Court of Appeals of Oregon, 1993

State v. Myers

State v. Myers
Court of Appeals of Oregon · Decided March 3, 1993 · Leeson, Muniz, Rossman
1993 Ore. App. LEXIS 252; 118 Or. App. 388; 847 P.2d 884

State v. Myers

Opinion of the Court

ROSSMAN, P. J.

Defendant appeals his conviction for frequenting a place where controlled substances are used. ORS 167.122(1). He contends that the trial court erred in denying his motion for a judgment of acquittal. We reverse.
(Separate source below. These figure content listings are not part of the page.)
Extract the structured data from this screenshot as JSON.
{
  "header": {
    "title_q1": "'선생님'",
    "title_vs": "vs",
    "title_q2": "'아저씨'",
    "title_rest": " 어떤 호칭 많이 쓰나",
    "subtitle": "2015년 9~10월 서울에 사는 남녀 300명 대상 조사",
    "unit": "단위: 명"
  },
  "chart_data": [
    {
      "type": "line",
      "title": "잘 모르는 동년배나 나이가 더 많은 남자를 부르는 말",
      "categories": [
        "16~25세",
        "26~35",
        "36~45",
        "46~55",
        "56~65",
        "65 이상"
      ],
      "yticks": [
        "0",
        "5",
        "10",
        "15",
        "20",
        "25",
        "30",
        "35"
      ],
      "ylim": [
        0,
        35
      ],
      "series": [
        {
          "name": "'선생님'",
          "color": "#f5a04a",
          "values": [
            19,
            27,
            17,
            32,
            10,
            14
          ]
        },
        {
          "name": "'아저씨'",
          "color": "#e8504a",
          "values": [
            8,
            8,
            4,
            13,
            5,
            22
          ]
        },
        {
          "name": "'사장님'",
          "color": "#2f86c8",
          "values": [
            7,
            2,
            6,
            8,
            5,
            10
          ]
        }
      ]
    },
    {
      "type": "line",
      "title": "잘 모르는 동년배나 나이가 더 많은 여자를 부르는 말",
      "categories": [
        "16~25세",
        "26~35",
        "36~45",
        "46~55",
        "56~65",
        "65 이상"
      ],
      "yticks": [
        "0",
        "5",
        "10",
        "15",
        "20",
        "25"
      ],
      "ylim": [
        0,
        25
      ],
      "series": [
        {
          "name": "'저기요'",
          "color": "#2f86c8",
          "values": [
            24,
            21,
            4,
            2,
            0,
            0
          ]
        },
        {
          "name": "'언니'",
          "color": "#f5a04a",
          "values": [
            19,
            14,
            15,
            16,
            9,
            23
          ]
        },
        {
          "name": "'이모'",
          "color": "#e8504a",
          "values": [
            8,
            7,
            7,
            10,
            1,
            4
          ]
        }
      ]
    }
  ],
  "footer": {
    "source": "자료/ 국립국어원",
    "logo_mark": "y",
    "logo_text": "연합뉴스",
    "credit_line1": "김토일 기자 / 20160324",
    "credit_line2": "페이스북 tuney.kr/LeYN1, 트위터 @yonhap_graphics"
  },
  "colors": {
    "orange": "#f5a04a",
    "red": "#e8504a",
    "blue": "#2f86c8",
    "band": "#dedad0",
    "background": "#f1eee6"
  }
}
On July 31, 1991, Officers Corson and Moore executed a search warrant at defendant’s residence.1 During the search, the officers found drug paraphernalia2 locked in defendant’s dresser drawer in his bedroom but did not find a controlled substance anywhere on the premises. Moore testified that, based on his four and one-half years with the street crimes unit, the amount of drug paraphernalia found in defendant’s dresser was more than would be used by a single person.

Defendant was charged under ORS 167.222(1) with frequenting a place where controlled substances are used. The complaint, which tracked the statutory language, alleged that:

“The defendant * * * unlawfully and knowingly frequented] and remain[ed] at a place * * * while knowingly permitting persons to use controlled substances in such place[.]”3 (Emphasis supplied.)
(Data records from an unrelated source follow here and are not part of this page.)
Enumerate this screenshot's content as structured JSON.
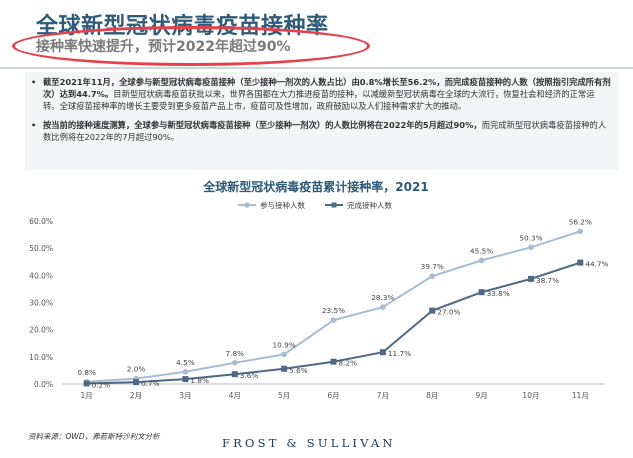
{
  "header": {
    "title": "全球新型冠状病毒疫苗接种率",
    "subtitle": "接种率快速提升，预计2022年超过90%"
  },
  "textbox": {
    "b1_bold": "截至2021年11月，全球参与新型冠状病毒疫苗接种（至少接种一剂次的人数占比）由0.8%增长至56.2%，而完成疫苗接种的人数（按照指引完成所有剂次）达到44.7%。",
    "b1_text": "目新型冠状病毒疫苗获批以来，世界各国都在大力推进疫苗的接种，以减缓新型冠状病毒在全球的大流行，恢复社会和经济的正常运转。全球疫苗接种率的增长主要受到更多疫苗产品上市，疫苗可及性增加，政府鼓励以及人们接种需求扩大的推动。",
    "b2_bold": "按当前的接种速度测算，全球参与新型冠状病毒疫苗接种（至少接种一剂次）的人数比例将在2022年的5月超过90%，",
    "b2_text": "而完成新型冠状病毒疫苗接种的人数比例将在2022年的7月超过90%。",
    "bullet_char": "•"
  },
  "chart_data": {
    "type": "line",
    "title": "全球新型冠状病毒疫苗累计接种率，2021",
    "categories": [
      "1月",
      "2月",
      "3月",
      "4月",
      "5月",
      "6月",
      "7月",
      "8月",
      "9月",
      "10月",
      "11月"
    ],
    "series": [
      {
        "name": "参与接种人数",
        "values": [
          0.8,
          2.0,
          4.5,
          7.8,
          10.9,
          23.5,
          28.3,
          39.7,
          45.5,
          50.3,
          56.2
        ],
        "labels": [
          "0.8%",
          "2.0%",
          "4.5%",
          "7.8%",
          "10.9%",
          "23.5%",
          "28.3%",
          "39.7%",
          "45.5%",
          "50.3%",
          "56.2%"
        ],
        "color": "#a7bcd3",
        "marker": "circle"
      },
      {
        "name": "完成接种人数",
        "values": [
          0.2,
          0.7,
          1.8,
          3.6,
          5.6,
          8.2,
          11.7,
          27.0,
          33.8,
          38.7,
          44.7
        ],
        "labels": [
          "0.2%",
          "0.7%",
          "1.8%",
          "3.6%",
          "5.6%",
          "8.2%",
          "11.7%",
          "27.0%",
          "33.8%",
          "38.7%",
          "44.7%"
        ],
        "color": "#4f6885",
        "marker": "square"
      }
    ],
    "yticks": [
      "0.0%",
      "10.0%",
      "20.0%",
      "30.0%",
      "40.0%",
      "50.0%",
      "60.0%"
    ],
    "ylim": [
      0,
      60
    ],
    "grid": false,
    "legend": "top-center"
  },
  "footer": {
    "source": "资料来源：OWD，弗若斯特沙利文分析",
    "brand": "FROST & SULLIVAN"
  }
}
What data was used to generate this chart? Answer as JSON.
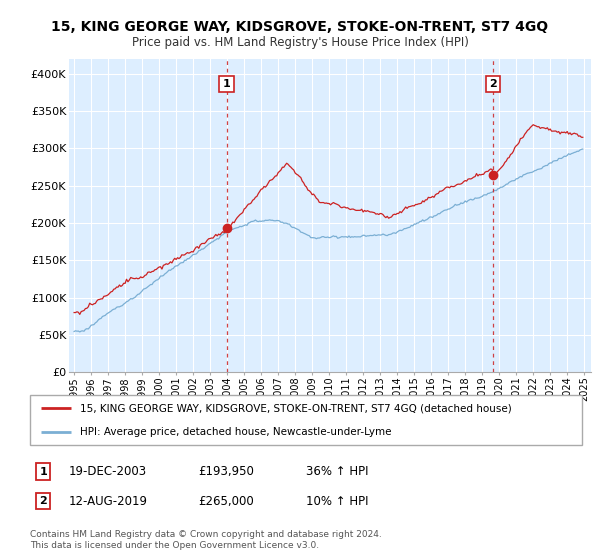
{
  "title": "15, KING GEORGE WAY, KIDSGROVE, STOKE-ON-TRENT, ST7 4GQ",
  "subtitle": "Price paid vs. HM Land Registry's House Price Index (HPI)",
  "ylim": [
    0,
    420000
  ],
  "yticks": [
    0,
    50000,
    100000,
    150000,
    200000,
    250000,
    300000,
    350000,
    400000
  ],
  "ytick_labels": [
    "£0",
    "£50K",
    "£100K",
    "£150K",
    "£200K",
    "£250K",
    "£300K",
    "£350K",
    "£400K"
  ],
  "hpi_color": "#7bafd4",
  "price_color": "#cc2222",
  "vline_color": "#cc2222",
  "plot_bg_color": "#ddeeff",
  "grid_color": "#ffffff",
  "marker1_date": 2003.97,
  "marker1_price": 193950,
  "marker1_label": "1",
  "marker2_date": 2019.62,
  "marker2_price": 265000,
  "marker2_label": "2",
  "legend_line1": "15, KING GEORGE WAY, KIDSGROVE, STOKE-ON-TRENT, ST7 4GQ (detached house)",
  "legend_line2": "HPI: Average price, detached house, Newcastle-under-Lyme",
  "table_row1": [
    "1",
    "19-DEC-2003",
    "£193,950",
    "36% ↑ HPI"
  ],
  "table_row2": [
    "2",
    "12-AUG-2019",
    "£265,000",
    "10% ↑ HPI"
  ],
  "footnote1": "Contains HM Land Registry data © Crown copyright and database right 2024.",
  "footnote2": "This data is licensed under the Open Government Licence v3.0.",
  "background_color": "#ffffff"
}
Defendant was convicted after a trial to a jury. On appeal, he argues that the trial court erred in denying his motion for a judgment of acquittal because the state failed to prove that a controlled substance was used at his residence. We view the evidence in the light most favorable to the state to determine whether a rational trier of fact could have found the essential elements of the crime beyond a reasonable doubt. State v. King, 307 Or 332, 339, 768 P2d 391 (1989).

*391Here, one of the essential elements that the state had to prove was that a controlled substance was in fact used at defendant’s residence. ORS 167.222(1). The state, however, produced no such evidence. No controlled substance was found; indeed, all that the state established was that there was drug paraphernalia in the residence. Standing alone, that is insufficient to permit a rational fact finder to conclude beyond a reasonable doubt that defendant or anyone else used a controlled substance on defendant’s premises. Accordingly, we hold that the trial court erred in denying defendant’s motion for a judgment of acquittal.

Reversed.

Defendant lived with his mother and one of her friends.

The officers found 17 syringes, 16 bent or burnt spoons, three bottles of water (allegedly used to clean the paraphernalia), and several lighters, matches and cotton and syringe packs.

ORS 167.222(1) provides:

“A person commits the offense of frequenting a place where controlled substances are used if the person keeps, maintains, frequents, or remains at a place, while knowingly permitting persons to use controlled substances in such place orto keep or sell them in violation of ORS 475.005 to 475.285,475.295 and 475.940 to 475.995.” (Emphasis supplied.)